You know of some very handy links thats for sure. I don't seem to find them when I do searches. I did part 8 of point 4.4 in the above link (though I certainly would have tried the previous ones beforehand had I know how damaging it could be) - I did only put them in 'VERY BRIEFLY' so I count my self very lucky that my 48g works (even if it possibly is damaged). Thanks again James - you're worth your weight in gold mate!!!


If your 48G serial number begins with the letters "ID", it ** will not ** have a zener installed. They were eliminated in late 1995 to early 1996, depending upon the model (G/GX). All S/SX's have them.

The easiest way to wake up a dead 48 when it's out of it's case is to discharge the 1000uf memory back up cap. Putting the batteries in backwards achieves the same thing but it's a bad idea IMO. If it's not open, leaving the batteries out overnight should work as well.

Of course I'm assuming a good 'ole standard paper clip induced warm-start didn't help...

Edited: 5 Nov 2005, 7:58 a.m.


I don't have the letters "ID" in the serial number but it was made in the 45th week of 1995 (I must say that it is in great condition for such an old calculator - I had it given to me). So not sure if it would have a zener or not


I can't say either as I don't have enough data on date codes in that range :(

What I can tell you is if the unit worked after the reversed polarity batteries and but now eats a set of batteries in a week or less, it has a zener and it has failed as a result of the forward biasing.
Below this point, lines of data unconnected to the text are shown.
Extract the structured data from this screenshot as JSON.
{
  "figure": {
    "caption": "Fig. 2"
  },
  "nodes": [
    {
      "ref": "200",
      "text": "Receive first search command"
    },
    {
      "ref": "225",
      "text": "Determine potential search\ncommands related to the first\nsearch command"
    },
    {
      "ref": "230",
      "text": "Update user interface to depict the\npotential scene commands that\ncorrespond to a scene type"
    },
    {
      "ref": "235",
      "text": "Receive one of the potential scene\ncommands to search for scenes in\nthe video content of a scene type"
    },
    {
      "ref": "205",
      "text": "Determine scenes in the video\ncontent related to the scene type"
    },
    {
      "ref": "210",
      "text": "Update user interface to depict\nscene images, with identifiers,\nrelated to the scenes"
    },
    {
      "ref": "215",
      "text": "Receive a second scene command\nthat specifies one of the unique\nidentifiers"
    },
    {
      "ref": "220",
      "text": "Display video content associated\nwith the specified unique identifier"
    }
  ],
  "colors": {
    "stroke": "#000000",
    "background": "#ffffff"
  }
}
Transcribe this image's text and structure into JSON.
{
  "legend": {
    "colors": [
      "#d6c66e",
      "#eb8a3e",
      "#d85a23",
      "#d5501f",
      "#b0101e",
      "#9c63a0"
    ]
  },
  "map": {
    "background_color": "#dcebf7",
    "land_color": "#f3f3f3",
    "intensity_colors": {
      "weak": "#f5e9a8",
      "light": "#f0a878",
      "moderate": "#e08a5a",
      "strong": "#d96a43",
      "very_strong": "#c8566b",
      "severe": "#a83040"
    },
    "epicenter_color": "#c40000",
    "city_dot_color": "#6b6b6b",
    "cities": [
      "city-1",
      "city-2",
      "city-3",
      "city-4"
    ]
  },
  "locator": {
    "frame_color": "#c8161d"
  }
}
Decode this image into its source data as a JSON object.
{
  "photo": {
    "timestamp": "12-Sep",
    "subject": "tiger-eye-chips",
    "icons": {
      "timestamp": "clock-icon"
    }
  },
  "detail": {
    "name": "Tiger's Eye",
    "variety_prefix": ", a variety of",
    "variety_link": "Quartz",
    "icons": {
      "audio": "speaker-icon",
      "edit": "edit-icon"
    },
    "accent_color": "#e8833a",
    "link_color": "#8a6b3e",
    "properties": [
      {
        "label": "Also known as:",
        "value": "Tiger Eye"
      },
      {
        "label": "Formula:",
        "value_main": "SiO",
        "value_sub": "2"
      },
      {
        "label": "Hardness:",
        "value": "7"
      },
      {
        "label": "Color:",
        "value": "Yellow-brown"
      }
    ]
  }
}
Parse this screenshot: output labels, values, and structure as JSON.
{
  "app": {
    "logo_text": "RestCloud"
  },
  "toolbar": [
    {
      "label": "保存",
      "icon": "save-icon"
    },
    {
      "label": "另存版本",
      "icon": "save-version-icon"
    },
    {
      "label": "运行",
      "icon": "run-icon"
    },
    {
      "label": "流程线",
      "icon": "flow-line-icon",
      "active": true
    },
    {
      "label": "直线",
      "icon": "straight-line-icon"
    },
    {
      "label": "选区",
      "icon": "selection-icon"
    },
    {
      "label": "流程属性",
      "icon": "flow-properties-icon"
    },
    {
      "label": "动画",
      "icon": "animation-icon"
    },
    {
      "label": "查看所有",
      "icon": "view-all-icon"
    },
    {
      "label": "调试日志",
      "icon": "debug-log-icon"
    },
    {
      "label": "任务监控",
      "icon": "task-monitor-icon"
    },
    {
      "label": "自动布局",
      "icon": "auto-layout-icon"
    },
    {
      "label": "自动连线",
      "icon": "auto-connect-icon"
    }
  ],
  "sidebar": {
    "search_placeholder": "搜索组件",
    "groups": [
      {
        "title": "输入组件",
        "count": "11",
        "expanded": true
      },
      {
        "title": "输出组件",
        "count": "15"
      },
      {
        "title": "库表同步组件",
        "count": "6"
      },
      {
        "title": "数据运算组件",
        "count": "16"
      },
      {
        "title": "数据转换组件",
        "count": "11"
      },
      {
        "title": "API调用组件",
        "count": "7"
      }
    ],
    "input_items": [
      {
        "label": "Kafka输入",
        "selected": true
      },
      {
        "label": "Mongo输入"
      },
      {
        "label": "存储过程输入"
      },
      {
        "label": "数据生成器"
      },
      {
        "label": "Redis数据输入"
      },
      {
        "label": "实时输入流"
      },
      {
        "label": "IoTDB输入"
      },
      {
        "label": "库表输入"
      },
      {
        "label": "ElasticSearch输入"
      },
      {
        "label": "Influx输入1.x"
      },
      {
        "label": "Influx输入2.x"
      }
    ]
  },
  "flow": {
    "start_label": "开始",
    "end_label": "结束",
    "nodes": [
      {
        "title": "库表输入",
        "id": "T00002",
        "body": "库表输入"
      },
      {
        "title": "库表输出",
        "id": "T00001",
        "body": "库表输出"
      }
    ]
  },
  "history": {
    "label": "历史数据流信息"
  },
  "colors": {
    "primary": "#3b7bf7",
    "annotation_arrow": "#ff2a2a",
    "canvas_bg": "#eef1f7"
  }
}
Speaking of Zeners, I miss Norm :-)


No kaka Bill. Norm is one of the good ones. I sent him an email
a while back but got no answer. Some of the superheros like spiderman, superman, & batman have come back in the form of movies. Maybe we can hope for "Captain Zener Rides Again".


Gee, I hope he's all right.


Do you happen to know whether the 49G and 49g+ have this Zener?



Does any one know what amount of current flow out of the batteries you might get if the zener does have a partial short. (I am not an electrician, but shouldn't I be able to tell how quickly the batteries are draining by comparing the flow that is going through now to what it should be?)Anyone know what is the normal current flow when the 48g is off? Caribe


Does any one know what amount of current flow out of the batteries you might get if the zener does have a partial short.

More than normal.
(I am not an electrician, but shouldn't I be able to tell how quickly the batteries are draining by comparing the flow that is going through now to what it should be?)

Certainly, provided that your ammeter is capable of registering such low currents.
Anyone know what is the normal current flow when the 48g is off?

If I recall correctly, a fraction of a milliamp with the calculator off. Try some of the posts in this search. I'd trust information from Dave Arnett a bit farther, as in this other search.

I'd recommend checking the current with the calculator off, but also after leaving it off for at least a half hour. Even better, put it into coma mode by holding down ON, pressing and releasing SPC, then releasing ON. In coma mode, even the system clock is stopped, so it's only drawing enough current to maintain static RAM, that is, the CMOS leakage current.

To wake up from coma mode, simply press ON, and of course the clock will need resetting if you use it. Coma mode will also clear the warmstart log, which you can view in the 48G (and 49) series by executing WSLOG.